SAN DIEGO — Three days after saying goodbye to Jacob DeGrum, the Mets say hello to Justin Verlander.
The club and Verlander, the unanimous winner of the 2022 MLS Cy Young, agreed on Monday to a two-year deal worth $86 million, according to a person familiar with the deal who was not authorized to discuss it publicly.
Together, they will see what they can do. The deal related to the generosity of team owner Stephen A. Cohen, whose club now employs the most expensive pitchers in baseball history, based on their annual salary. Max Scherzer’s average annual salary of $43.3 million ranks as the highest in the game, while Verlander’s new deal puts him in second place with an average annual salary of $43 million.
The agreement pairs Verlander, 39, a three-time Cy Young winner, with Scherzer, 38, also a three-time Cy Young winner. Two right-handers were teammates in Detroit from 2011 to 2014, when they helped the Tigers to three consecutive American League Championships (2011 to 2013) and one World Series (2012, a four-game sweep by San Francisco).
In New York, they will try to do what they couldn’t do in Detroit: win the World Championship.
Dave Dombrowski, the Tigers’ general manager and current president of baseball operations for the Philadelphia Phillies, still views the 2013 season as the season that ran away. The Tigers defeated Boston at Fenway Park in Game 1 of the ALCS that year, then led Game 2 by 5-0 in the sixth inning with Scherzer on the mound and Verlander slated to start Game 3 in Detroit.
But after Scherzer held the Red Sox to one turn over seven innings, the Tigers’ bullpen began giving up ground and Hall of Fame David Ortiz smashed two grand slams as right fielder Torrey Hunter disappeared over the right field fence in a dramatic stalemate. 6-5 comeback victory. The Tigers never recovered their balance, and although Verlander held the Red Sox to one run over eight innings in Game 3, Boston won that game as well, 1-0, and won the World Series.
Since then, Verlander has helped the Astros win two World Series titles (2017 and 2022) and helped Scherzer lead the Washington Nationals to one title (2019).
But they haven’t won one together. And the Mets haven’t won one since 1986.
In 2022, his first full season coming back from Tommy John surgery, Verlander was 18-4 with an MLB-best 1.75 ERA. He also led the majors in fewest hits allowed in nine innings.
By the time Verlander won the first World Series game of his famous career last month, the Mets were home, having followed up a 101-win campaign in his first season under manager Buck Showalter with a wild card round exit at the hands of the San Diego Padres. The 101 wins was the second-most in franchise history.
With DeGrom limited to just 11 games in 2022 due to a strain reaction in his right shoulder and Scherzer making 23 starts, the Mets rotation still ranks second in the National League with a 3.61 ERA last season. It also tied Milwaukee for the league lead in strikeouts per nine innings pitched at 9.42.
DeGrom, who won two NL Cy Young Awards as a member of the Mets, agreed to a five-year, $185 million deal with the Texans on Friday.
With Verlander, who will turn 40 in February. 20, the Mets chose to offer bigger dollars and a shorter term than the deGrom deal they got from the Rangers. Verlander’s deal includes a $35 million vesting option for 2025 if he pitches at least 140 innings in 2024.

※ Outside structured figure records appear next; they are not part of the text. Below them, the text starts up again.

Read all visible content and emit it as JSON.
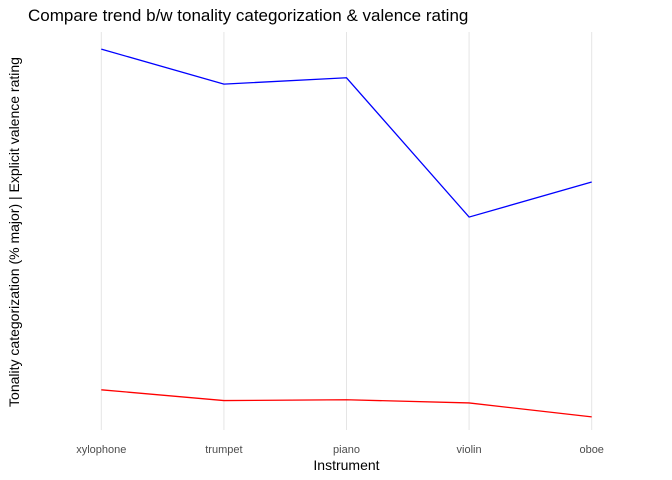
{
  "chart_data": {
    "type": "line",
    "title": "Compare trend b/w tonality categorization & valence rating",
    "xlabel": "Instrument",
    "ylabel": "Tonality categorization (% major) | Explicit valence rating",
    "categories": [
      "xylophone",
      "trumpet",
      "piano",
      "violin",
      "oboe"
    ],
    "ylim": [
      0,
      100
    ],
    "y_ticks_shown": false,
    "grid": "vertical-major-only",
    "series": [
      {
        "color": "#0000ff",
        "values": [
          95.7,
          86.9,
          88.5,
          53.5,
          62.3
        ]
      },
      {
        "color": "#ff0000",
        "values": [
          10.1,
          7.4,
          7.6,
          6.8,
          3.3
        ]
      }
    ]
  }
}
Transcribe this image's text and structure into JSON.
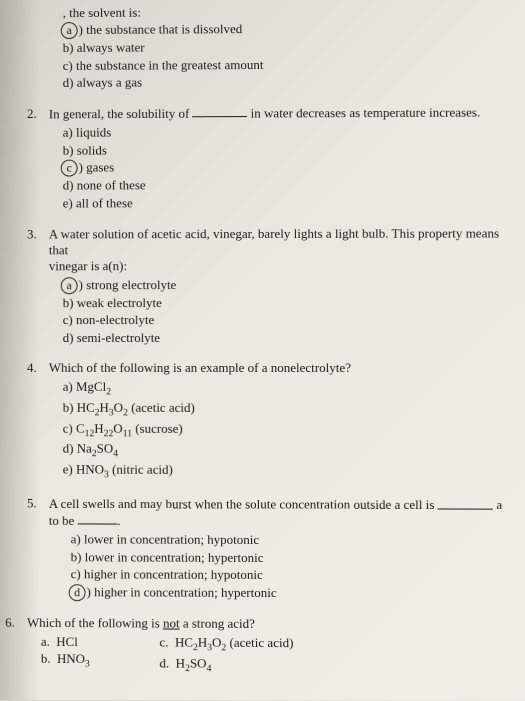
{
  "q1": {
    "stem_fragment": ", the solvent is:",
    "a": "the substance that is dissolved",
    "b": "always water",
    "c": "the substance in the greatest amount",
    "d": "always a gas"
  },
  "q2": {
    "num": "2.",
    "stem_pre": "In general, the solubility of ",
    "stem_post": " in water decreases as temperature increases.",
    "a": "liquids",
    "b": "solids",
    "c": "gases",
    "d": "none of these",
    "e": "all of these"
  },
  "q3": {
    "num": "3.",
    "stem_l1": "A water solution of acetic acid, vinegar, barely lights a light bulb. This property means that",
    "stem_l2": "vinegar is a(n):",
    "a": "strong electrolyte",
    "b": "weak electrolyte",
    "c": "non-electrolyte",
    "d": "semi-electrolyte"
  },
  "q4": {
    "num": "4.",
    "stem": "Which of the following is an example of a nonelectrolyte?",
    "a_pre": "MgCl",
    "a_sub": "2",
    "b_pre": "HC",
    "b_s1": "2",
    "b_mid": "H",
    "b_s2": "3",
    "b_mid2": "O",
    "b_s3": "2",
    "b_note": "  (acetic acid)",
    "c_pre": "C",
    "c_s1": "12",
    "c_mid": "H",
    "c_s2": "22",
    "c_mid2": "O",
    "c_s3": "11",
    "c_note": "  (sucrose)",
    "d_pre": "Na",
    "d_s1": "2",
    "d_mid": "SO",
    "d_s2": "4",
    "e_pre": "HNO",
    "e_s1": "3",
    "e_note": " (nitric acid)"
  },
  "q5": {
    "num": "5.",
    "stem_l1_pre": "A cell swells and may burst when the solute concentration outside a cell is ",
    "stem_l1_post": " a",
    "stem_l2_pre": "to be ",
    "stem_l2_post": ".",
    "a": "lower in concentration; hypotonic",
    "b": "lower in concentration; hypertonic",
    "c": "higher in concentration; hypotonic",
    "d": "higher in concentration; hypertonic"
  },
  "q6": {
    "num": "6.",
    "stem_pre": "Which of the following is ",
    "stem_not": "not",
    "stem_post": " a strong acid?",
    "a": "HCl",
    "b_pre": "HNO",
    "b_s1": "3",
    "c_pre": "HC",
    "c_s1": "2",
    "c_mid": "H",
    "c_s2": "3",
    "c_mid2": "O",
    "c_s3": "2",
    "c_note": " (acetic acid)",
    "d_pre": "H",
    "d_s1": "2",
    "d_mid": "SO",
    "d_s2": "4"
  }
}
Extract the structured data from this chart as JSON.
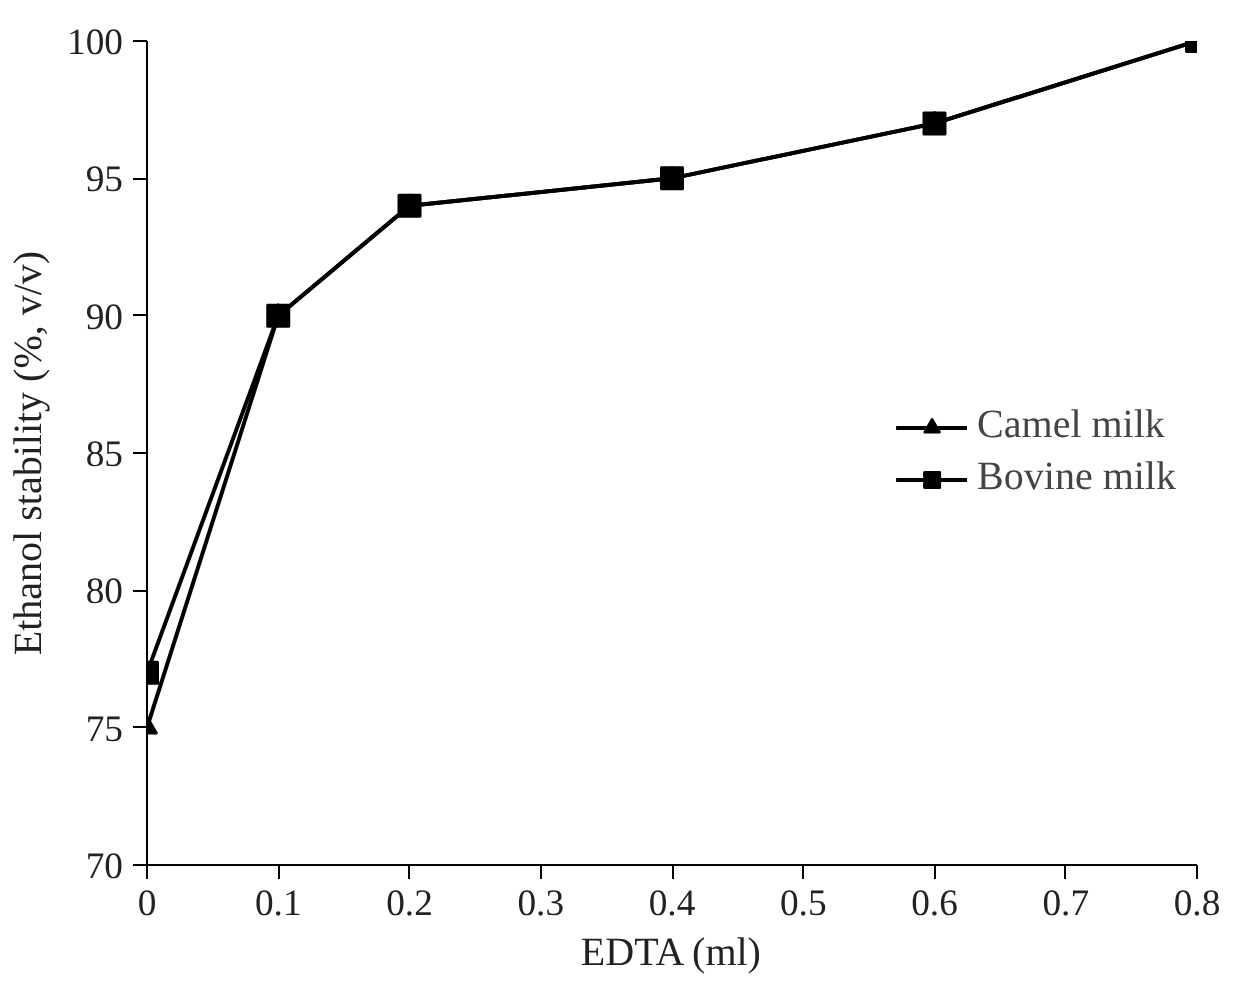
{
  "chart_data": {
    "type": "line",
    "xlabel": "EDTA (ml)",
    "ylabel": "Ethanol stability (%, v/v)",
    "x": [
      0,
      0.1,
      0.2,
      0.4,
      0.6,
      0.8
    ],
    "series": [
      {
        "name": "Camel milk",
        "color": "#000000",
        "marker": "triangle",
        "values": [
          75,
          90,
          94,
          95,
          97,
          100
        ]
      },
      {
        "name": "Bovine milk",
        "color": "#000000",
        "marker": "square",
        "values": [
          77,
          90,
          94,
          95,
          97,
          100
        ]
      }
    ],
    "xlim": [
      0,
      0.8
    ],
    "xticks": [
      0,
      0.1,
      0.2,
      0.3,
      0.4,
      0.5,
      0.6,
      0.7,
      0.8
    ],
    "ylim": [
      70,
      100
    ],
    "yticks": [
      70,
      75,
      80,
      85,
      90,
      95,
      100
    ],
    "grid": false,
    "legend": "right",
    "line_style": "solid"
  }
}
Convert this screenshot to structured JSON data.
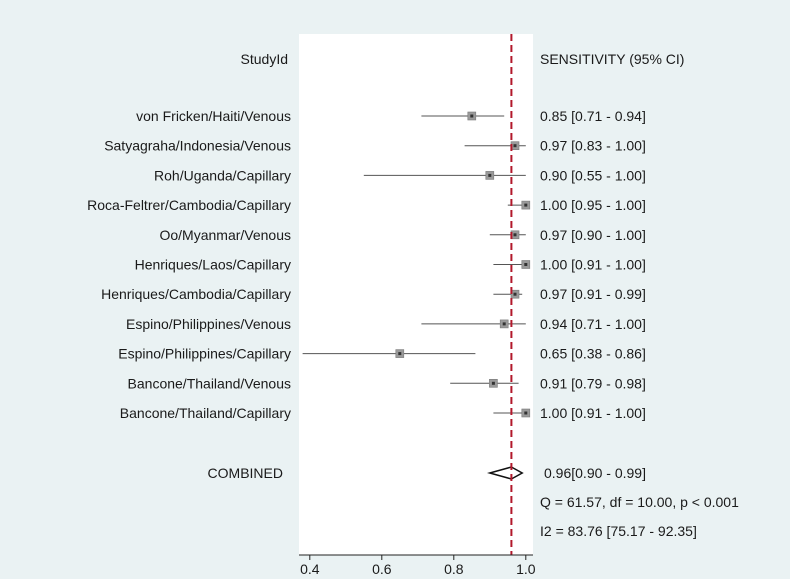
{
  "chart_data": {
    "type": "forest",
    "title": "",
    "left_header": "StudyId",
    "right_header": "SENSITIVITY (95% CI)",
    "xlim": [
      0.37,
      1.02
    ],
    "xticks": [
      0.4,
      0.6,
      0.8,
      1.0
    ],
    "xtick_labels": [
      "0.4",
      "0.6",
      "0.8",
      "1.0"
    ],
    "reference_line": 0.96,
    "studies": [
      {
        "label": "von Fricken/Haiti/Venous",
        "est": 0.85,
        "lo": 0.71,
        "hi": 0.94,
        "ci_text": "0.85 [0.71 - 0.94]"
      },
      {
        "label": "Satyagraha/Indonesia/Venous",
        "est": 0.97,
        "lo": 0.83,
        "hi": 1.0,
        "ci_text": "0.97 [0.83 - 1.00]"
      },
      {
        "label": "Roh/Uganda/Capillary",
        "est": 0.9,
        "lo": 0.55,
        "hi": 1.0,
        "ci_text": "0.90 [0.55 - 1.00]"
      },
      {
        "label": "Roca-Feltrer/Cambodia/Capillary",
        "est": 1.0,
        "lo": 0.95,
        "hi": 1.0,
        "ci_text": "1.00 [0.95 - 1.00]"
      },
      {
        "label": "Oo/Myanmar/Venous",
        "est": 0.97,
        "lo": 0.9,
        "hi": 1.0,
        "ci_text": "0.97 [0.90 - 1.00]"
      },
      {
        "label": "Henriques/Laos/Capillary",
        "est": 1.0,
        "lo": 0.91,
        "hi": 1.0,
        "ci_text": "1.00 [0.91 - 1.00]"
      },
      {
        "label": "Henriques/Cambodia/Capillary",
        "est": 0.97,
        "lo": 0.91,
        "hi": 0.99,
        "ci_text": "0.97 [0.91 - 0.99]"
      },
      {
        "label": "Espino/Philippines/Venous",
        "est": 0.94,
        "lo": 0.71,
        "hi": 1.0,
        "ci_text": "0.94 [0.71 - 1.00]"
      },
      {
        "label": "Espino/Philippines/Capillary",
        "est": 0.65,
        "lo": 0.38,
        "hi": 0.86,
        "ci_text": "0.65 [0.38 - 0.86]"
      },
      {
        "label": "Bancone/Thailand/Venous",
        "est": 0.91,
        "lo": 0.79,
        "hi": 0.98,
        "ci_text": "0.91 [0.79 - 0.98]"
      },
      {
        "label": "Bancone/Thailand/Capillary",
        "est": 1.0,
        "lo": 0.91,
        "hi": 1.0,
        "ci_text": "1.00 [0.91 - 1.00]"
      }
    ],
    "combined": {
      "label": "COMBINED",
      "est": 0.96,
      "lo": 0.9,
      "hi": 0.99,
      "ci_text": "0.96[0.90 - 0.99]"
    },
    "heterogeneity": {
      "q_text": "Q = 61.57, df = 10.00, p",
      "q_p_text": "< 0.001",
      "i2_text": "I2 = 83.76 [75.17 - 92.35]"
    },
    "colors": {
      "background": "#ffffff",
      "plot_panel": "#eaf2f3",
      "reference_line": "#b2182b",
      "marker_fill": "#9a9a9a",
      "marker_center": "#333333",
      "text": "#1a1a1a"
    }
  }
}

Verlander signed a two-year, $50 million contract with Houston last off-season, but became a free agent after picking up the $25 million salary he was due for 2023. He and Astros owner Jim Crane had some talks about Verlander staying in Houston, but Instead, for the first time in his career, Verlander will move to the National League
After Scherzer and Verlander, the Mets’ projected 2023 rotation currently includes Carlos Carrasco, Taylor Miguel, and left fielder David Peterson. Right fielders Chris Bassett and Taiwan Walker, who were part of the 2022 Mets rookie, are free agents.
Verlander was also speaking to the Los Angeles Dodgers before agreeing with the Mets, and shortly before his deal was announced, the Dodgers officially announced that they had signed left-hander Clayton Kershaw to a one-year, $20 million deal for 2023. The Dodgers and Kershaw reached terms of the month In the past, however, they did not formalize the contract because the club wanted to keep an open roster and the ability to maneuver.
But with Verlander agreeing to terms with the Mets, the need for at least one spot on the open roster suddenly wasn’t so necessary in Los Angeles.